The disadvantage is that boot from network is not supported yet with those scripts, as i have no need for it. It should be easy to implement this with ipconfig and nfsmount.
Maybe this code can be usefull in solving this bug.
filesystems (1.4 KiB)
(Random side note: mkinitcpio fails hard under bash 4.0)
@thomas: kinit does argument parsing wrong for pasing args to init. No one has noticed because the major klibc user (debian) uses run-init and skips kinit entirely.
http://git.kernel.org/?p=libs/klibc/klibc.git;a=blob;f=usr/kinit/kinit.c#l199
and this is run_init:
http://git.kernel.org/?p=libs/klibc/klibc.git;a=blob;f=usr/kinit/run-init/run-init.c#l58
As far as I see, run_init is called as 'run_init [-c console_dev] /root /sbin/init [arguments to init]', while we call 'kinit -- "root=${root}" ${kinit_params} "${runlevel}' where everything after the -- is treated as an element of /proc/cmdline and kinit passes all these arguments to the init process.
Should it even pass any arguments to init? Does the kernel pass any arguments to init? I guess what we want is to pass everything _before_ the -- to init and /sbin/init ignores this, while /bin/bash doesn't. If I am correct about everything here, the fix is to change line 261 from "i++" to "init_argv[i++] = NULL". So a one-line patch instead of reimplementing much of klibc's functionality in dash scripts, what do you think?

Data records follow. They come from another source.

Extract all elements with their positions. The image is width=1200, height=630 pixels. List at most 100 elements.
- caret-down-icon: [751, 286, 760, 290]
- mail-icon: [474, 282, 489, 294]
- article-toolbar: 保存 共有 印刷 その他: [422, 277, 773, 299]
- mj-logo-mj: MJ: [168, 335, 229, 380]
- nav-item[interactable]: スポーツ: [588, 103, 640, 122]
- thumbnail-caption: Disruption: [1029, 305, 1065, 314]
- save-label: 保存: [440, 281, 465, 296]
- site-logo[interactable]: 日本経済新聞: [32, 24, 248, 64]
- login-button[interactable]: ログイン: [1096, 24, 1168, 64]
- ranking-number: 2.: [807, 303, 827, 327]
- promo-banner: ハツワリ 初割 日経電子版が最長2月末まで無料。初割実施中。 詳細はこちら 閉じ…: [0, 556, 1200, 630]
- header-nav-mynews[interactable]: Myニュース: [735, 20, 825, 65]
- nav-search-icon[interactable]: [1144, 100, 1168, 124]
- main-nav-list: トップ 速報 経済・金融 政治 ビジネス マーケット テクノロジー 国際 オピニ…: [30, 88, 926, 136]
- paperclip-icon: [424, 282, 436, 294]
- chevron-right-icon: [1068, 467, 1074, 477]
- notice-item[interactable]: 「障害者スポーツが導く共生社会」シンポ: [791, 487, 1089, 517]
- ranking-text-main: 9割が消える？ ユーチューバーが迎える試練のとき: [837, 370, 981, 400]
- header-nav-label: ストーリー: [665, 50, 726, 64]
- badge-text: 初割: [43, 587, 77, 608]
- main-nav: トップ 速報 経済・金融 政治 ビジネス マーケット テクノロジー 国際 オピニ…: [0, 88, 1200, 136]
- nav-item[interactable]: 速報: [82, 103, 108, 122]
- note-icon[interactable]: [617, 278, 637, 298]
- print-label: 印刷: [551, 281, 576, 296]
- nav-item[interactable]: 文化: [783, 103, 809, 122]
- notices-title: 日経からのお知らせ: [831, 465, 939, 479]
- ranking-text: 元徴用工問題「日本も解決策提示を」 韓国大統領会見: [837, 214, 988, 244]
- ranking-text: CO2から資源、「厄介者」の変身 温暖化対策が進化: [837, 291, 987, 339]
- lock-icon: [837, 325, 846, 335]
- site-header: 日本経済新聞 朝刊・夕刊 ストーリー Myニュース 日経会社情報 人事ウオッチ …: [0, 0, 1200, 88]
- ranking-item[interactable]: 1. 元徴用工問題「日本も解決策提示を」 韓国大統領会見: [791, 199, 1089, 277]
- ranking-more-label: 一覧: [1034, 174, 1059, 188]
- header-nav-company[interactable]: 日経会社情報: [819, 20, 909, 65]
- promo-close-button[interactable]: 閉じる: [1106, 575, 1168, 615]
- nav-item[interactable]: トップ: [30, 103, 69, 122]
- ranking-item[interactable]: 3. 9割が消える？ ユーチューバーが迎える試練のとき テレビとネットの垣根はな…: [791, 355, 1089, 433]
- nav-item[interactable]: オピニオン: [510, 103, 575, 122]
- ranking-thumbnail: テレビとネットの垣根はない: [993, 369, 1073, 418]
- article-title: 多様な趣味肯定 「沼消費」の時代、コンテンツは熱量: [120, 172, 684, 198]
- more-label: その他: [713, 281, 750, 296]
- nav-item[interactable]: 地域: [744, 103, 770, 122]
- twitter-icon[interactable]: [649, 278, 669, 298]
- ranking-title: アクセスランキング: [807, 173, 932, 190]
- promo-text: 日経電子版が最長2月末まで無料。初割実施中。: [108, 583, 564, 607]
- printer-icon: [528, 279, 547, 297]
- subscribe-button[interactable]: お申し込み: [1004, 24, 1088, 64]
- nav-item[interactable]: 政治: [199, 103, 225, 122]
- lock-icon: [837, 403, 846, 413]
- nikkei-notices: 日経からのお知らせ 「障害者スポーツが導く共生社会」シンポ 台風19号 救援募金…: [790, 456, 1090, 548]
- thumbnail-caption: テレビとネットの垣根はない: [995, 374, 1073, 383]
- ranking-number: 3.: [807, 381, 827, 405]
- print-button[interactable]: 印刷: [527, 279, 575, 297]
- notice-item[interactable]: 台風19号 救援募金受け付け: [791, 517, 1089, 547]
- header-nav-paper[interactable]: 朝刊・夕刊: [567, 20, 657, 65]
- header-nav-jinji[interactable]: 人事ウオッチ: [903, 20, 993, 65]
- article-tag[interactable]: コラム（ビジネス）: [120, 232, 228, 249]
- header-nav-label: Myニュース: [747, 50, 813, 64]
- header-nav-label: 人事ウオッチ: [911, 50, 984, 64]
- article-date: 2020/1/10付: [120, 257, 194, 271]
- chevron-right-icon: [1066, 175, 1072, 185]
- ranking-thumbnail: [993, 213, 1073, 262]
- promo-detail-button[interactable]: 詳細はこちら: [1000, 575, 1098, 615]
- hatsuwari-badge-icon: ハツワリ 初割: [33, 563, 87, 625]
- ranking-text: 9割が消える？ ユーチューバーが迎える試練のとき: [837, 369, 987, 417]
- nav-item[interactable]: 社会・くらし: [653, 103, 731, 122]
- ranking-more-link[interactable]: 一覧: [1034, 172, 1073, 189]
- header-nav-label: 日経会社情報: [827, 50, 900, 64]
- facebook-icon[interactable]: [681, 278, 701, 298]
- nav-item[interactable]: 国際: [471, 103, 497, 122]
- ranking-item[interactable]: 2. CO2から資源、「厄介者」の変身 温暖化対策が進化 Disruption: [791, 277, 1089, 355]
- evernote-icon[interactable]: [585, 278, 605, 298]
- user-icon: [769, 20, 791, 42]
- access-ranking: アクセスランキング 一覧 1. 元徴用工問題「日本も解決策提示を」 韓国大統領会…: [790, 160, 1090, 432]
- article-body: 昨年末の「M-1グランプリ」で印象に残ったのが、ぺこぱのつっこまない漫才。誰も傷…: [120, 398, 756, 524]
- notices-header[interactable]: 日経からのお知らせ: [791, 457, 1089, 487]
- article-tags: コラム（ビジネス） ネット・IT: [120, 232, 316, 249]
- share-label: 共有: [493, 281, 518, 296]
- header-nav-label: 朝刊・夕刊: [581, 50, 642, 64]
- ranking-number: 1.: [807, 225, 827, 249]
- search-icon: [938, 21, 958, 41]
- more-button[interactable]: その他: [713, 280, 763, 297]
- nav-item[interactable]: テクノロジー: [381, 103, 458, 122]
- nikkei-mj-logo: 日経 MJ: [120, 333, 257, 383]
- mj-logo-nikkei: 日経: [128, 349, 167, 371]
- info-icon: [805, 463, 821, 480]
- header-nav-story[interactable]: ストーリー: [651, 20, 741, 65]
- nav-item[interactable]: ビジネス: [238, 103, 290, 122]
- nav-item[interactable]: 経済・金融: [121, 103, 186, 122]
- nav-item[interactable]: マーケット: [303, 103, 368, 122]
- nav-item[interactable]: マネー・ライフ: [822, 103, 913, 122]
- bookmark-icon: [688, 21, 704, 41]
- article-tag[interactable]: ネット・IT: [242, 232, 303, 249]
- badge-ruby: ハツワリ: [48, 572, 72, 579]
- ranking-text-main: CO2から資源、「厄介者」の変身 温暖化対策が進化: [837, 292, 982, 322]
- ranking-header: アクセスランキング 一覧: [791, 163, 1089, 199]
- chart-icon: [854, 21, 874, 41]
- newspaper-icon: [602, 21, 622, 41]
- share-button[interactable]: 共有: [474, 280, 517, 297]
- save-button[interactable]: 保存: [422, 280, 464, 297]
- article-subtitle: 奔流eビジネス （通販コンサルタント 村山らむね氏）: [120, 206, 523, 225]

What I don't understand is why we first try to modularize things with hooks, and then pass control to kinit which does most of the things already done in hooks, but does some of them not quite right or not in the way/order we want it?
sokoan65's patch seems to work fine, and maybe it's not good to wait until Arch's initramfs is reworked.
Long-term we should:
- move away from the crappy and mostly unmaintained klibc
- either use uclibc or glibc, combine it with busybox
- use a proper shell (busybox's ash seems okay)
- use busybox's switch_root
- create a proper net hook (what Jörg wrote above seems fine on a short glance)
Right now, I don't have the motivation to do that, and I have tons of other stuff pending for mkinitcpio, initscripts and related things, so I'll leave the quickfix in for now - at least kinit is behaving as expected now.